Let’s look at gettimeofday() as an example, because i’m obsessed with time and it’s the one lwn talked about too. What you do, is basically add a little bit of additional linking into normal kernel operation. This gets initiated at boot under the hood so you can’t just add this on the fly. So, the kernel is managing its timekeeping in kernel space. For gettimeofday() there’s a specific variable that gets mapped into memory, and the kernel updates it as part of its regular timekeeping function. It calls timekeeping_update(), and that calls update_vsyscall/update_vsyscall_tz, those functions will then update the values. When you make a gettimeofday() call then, you hit the vDSO which provides a function, which reads from the vvar page that accesses, read only, the specific page frame of physical memory that the variable data is stored in. When the kernel modifies the value of one of its internal variables, the associated variable(s) in the vvar page mwill then also be updated. And that’s how you expose kernel variables as read-only in userspace. This is detailed much better at the lwn article linked below
So the vDSO is cool because it lets us share a single frame across both system and user memory addresses. By using two different virtual addresses, one in system and one in user memory space, we can allow different access to the vvar page. Other kernel routines will update the data within there (think timer subsystems here that are consistently updating the time of day value). That means we can allow user processes to read the contents of that page while also allowing processes with ring0 privileges to update the same data. This is neat and saves the overhead of popping pointers in and off the kernel stack just to read the value of something like the timeofday value.

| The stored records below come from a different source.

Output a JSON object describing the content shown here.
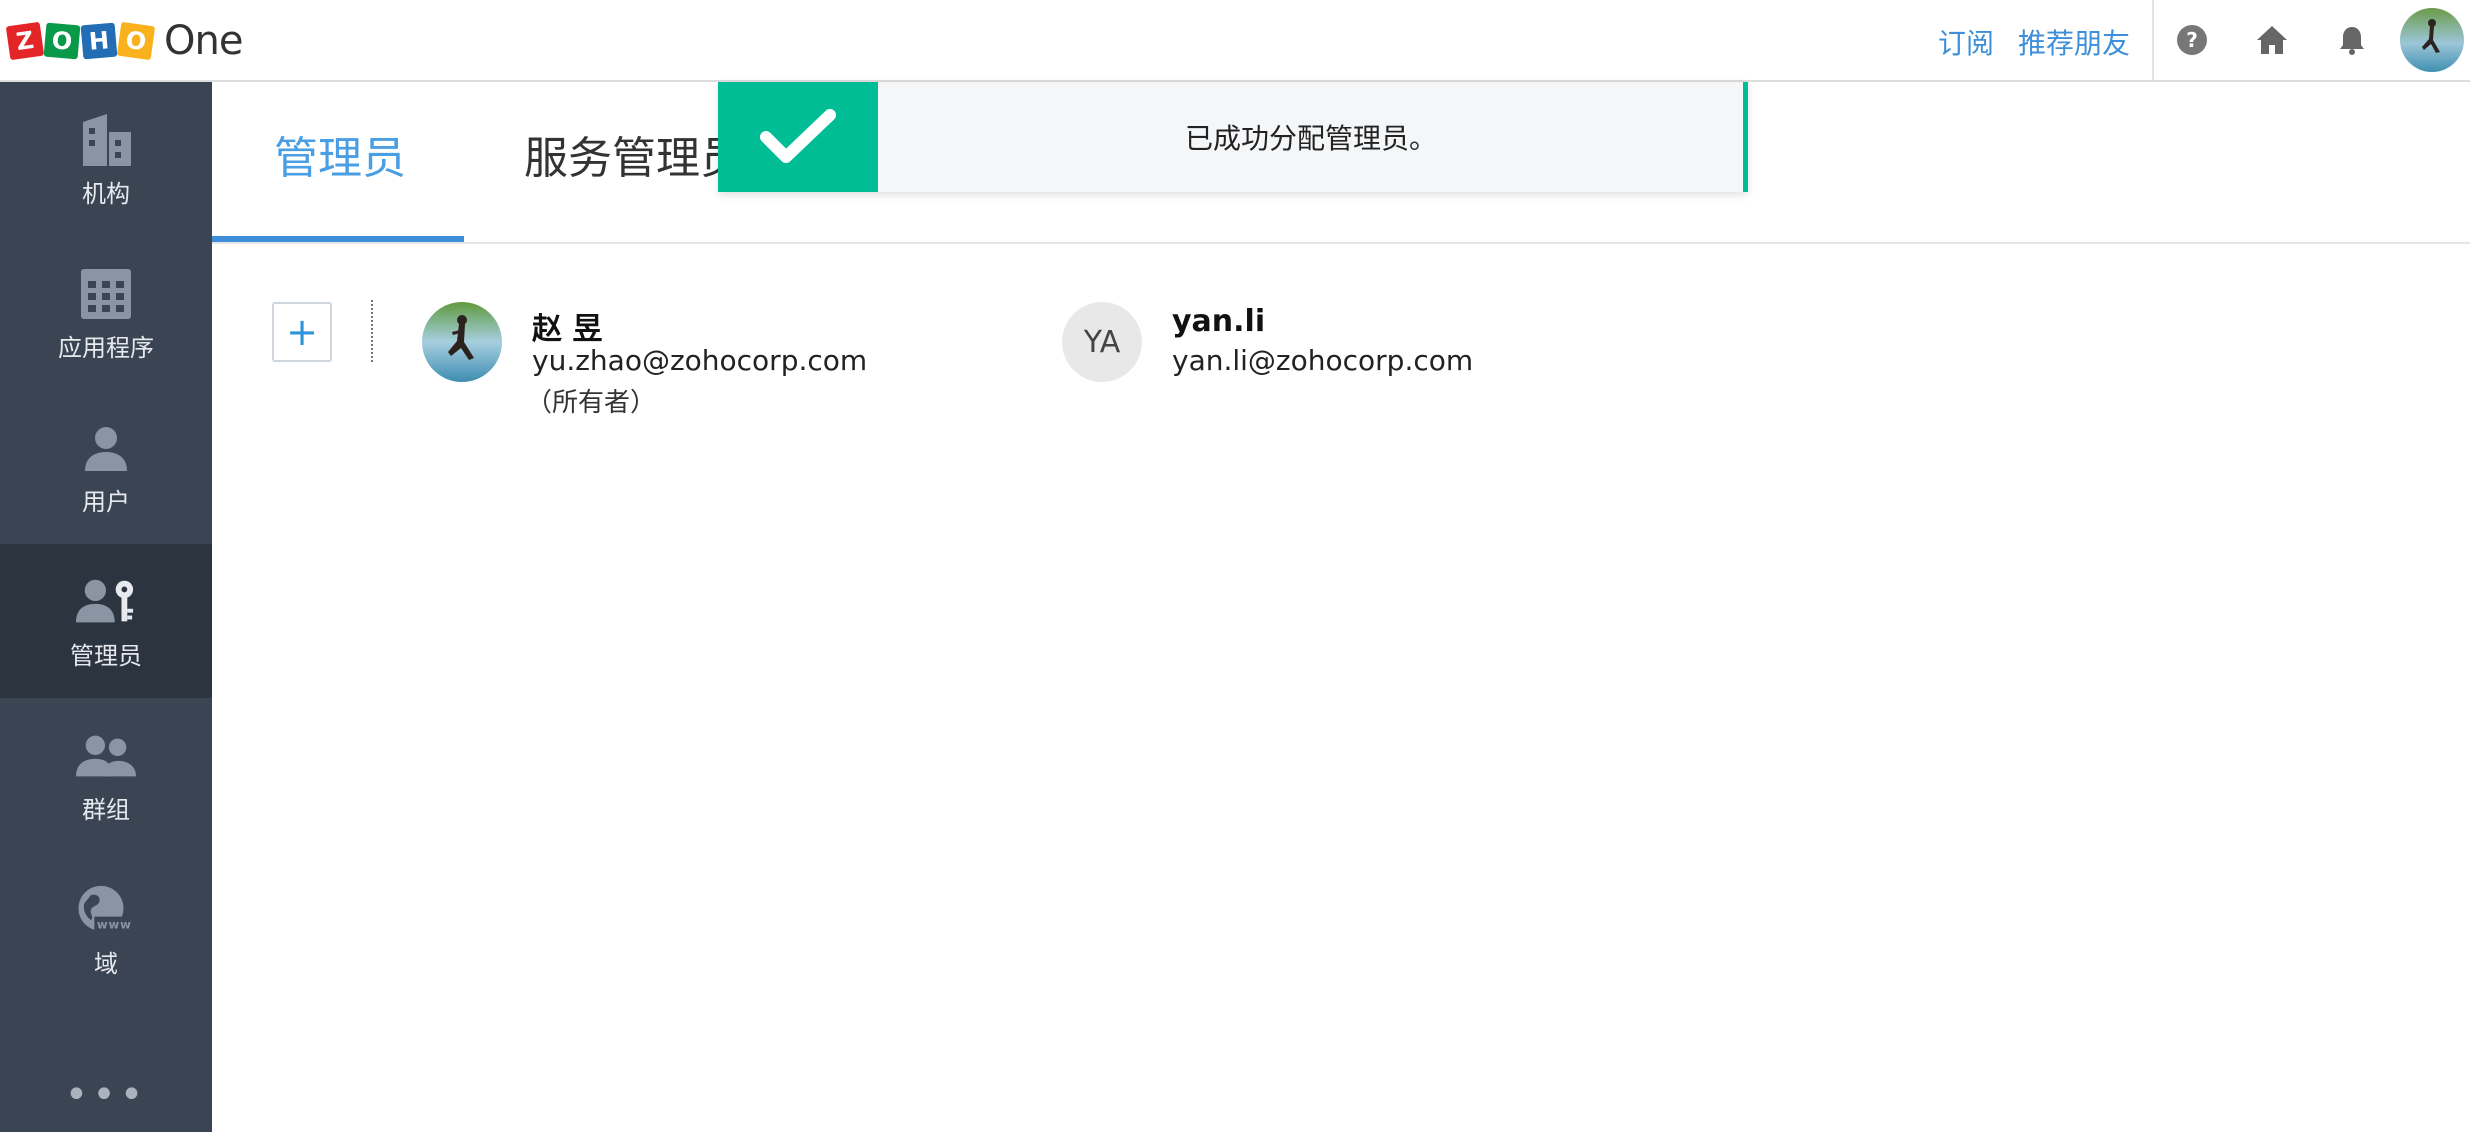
{
  "brand": {
    "logo_letters": [
      "Z",
      "O",
      "H",
      "O"
    ],
    "product": "One",
    "colors": [
      "#e42527",
      "#089949",
      "#226db4",
      "#f9b21d"
    ]
  },
  "header": {
    "links": [
      "订阅",
      "推荐朋友"
    ],
    "icons": [
      "help-icon",
      "home-icon",
      "bell-icon",
      "user-avatar"
    ],
    "accent": "#3d8fd9"
  },
  "sidebar": {
    "items": [
      {
        "label": "机构",
        "icon": "building-icon"
      },
      {
        "label": "应用程序",
        "icon": "apps-grid-icon"
      },
      {
        "label": "用户",
        "icon": "user-icon"
      },
      {
        "label": "管理员",
        "icon": "admin-key-icon",
        "active": true
      },
      {
        "label": "群组",
        "icon": "group-icon"
      },
      {
        "label": "域",
        "icon": "globe-www-icon"
      }
    ],
    "more": "•••"
  },
  "tabs": [
    {
      "label": "管理员",
      "active": true
    },
    {
      "label": "服务管理员",
      "active": false
    }
  ],
  "admins": [
    {
      "name": "赵 昱",
      "email": "yu.zhao@zohocorp.com",
      "role": "（所有者）",
      "avatar": "photo"
    },
    {
      "name": "yan.li",
      "email": "yan.li@zohocorp.com",
      "initials": "YA"
    }
  ],
  "add_button": "+",
  "toast": {
    "message": "已成功分配管理员。",
    "color": "#00bd95"
  }
}
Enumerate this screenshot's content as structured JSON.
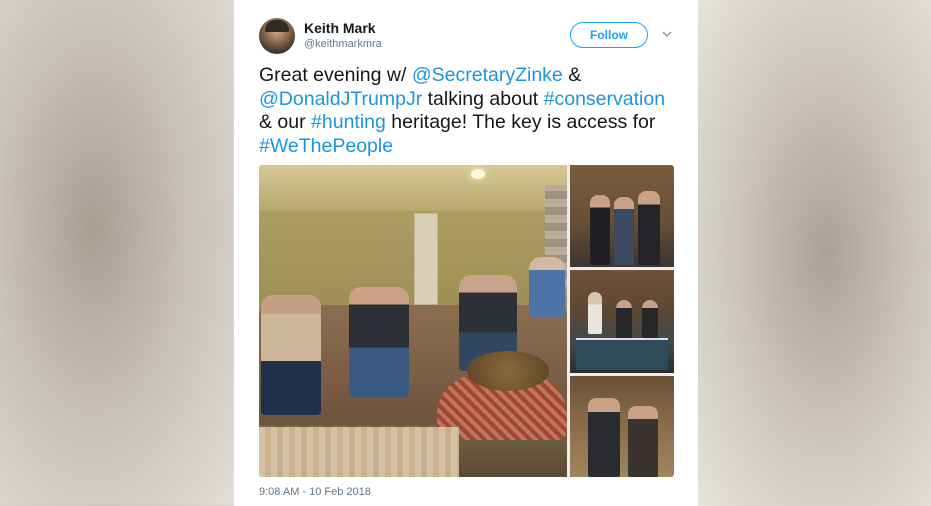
{
  "tweet": {
    "author_name": "Keith Mark",
    "author_handle": "@keithmarkmra",
    "follow_label": "Follow",
    "text_parts": {
      "p1": "Great evening w/ ",
      "m1": "@SecretaryZinke",
      "p2": " & ",
      "m2": "@DonaldJTrumpJr",
      "p3": " talking about ",
      "h1": "#conservation",
      "p4": " & our ",
      "h2": "#hunting",
      "p5": " heritage! The key is access for ",
      "h3": "#WeThePeople"
    },
    "timestamp": "9:08 AM - 10 Feb 2018"
  },
  "colors": {
    "link": "#1b95e0",
    "follow_accent": "#1da1f2",
    "secondary_text": "#657786"
  },
  "icons": {
    "more_menu": "chevron-down-icon"
  }
}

Why does any of this matter? Well if you’re running an application on a kernel version that doesn’t have a vDSO, or in which a system call you use frequently isn’t included within the vDSO, then you’re going to have problems. Cool sidebar, you can create your own calls in the vDSO but that starts to get into compiling your own kernel. The problem the package cloud blog hit on was that the AWS instances they were using didn’t have gettimeofday() available to be accessed via the vDSO and so their application ran up to 70% slower on AWS instances.
 Turns out people have named variables in a nonsensical fashion, shocking I know. From the vDSO man page, “Note that the terminology can be confusing. On x86 systems, the vDSO function used to determine the preferred method of making a system call is named “__kernel_vsyscall”, but on x86_64, the term “vsyscall” also refers to an obsolete way to ask the kernel what time it is or what CPU the caller is on.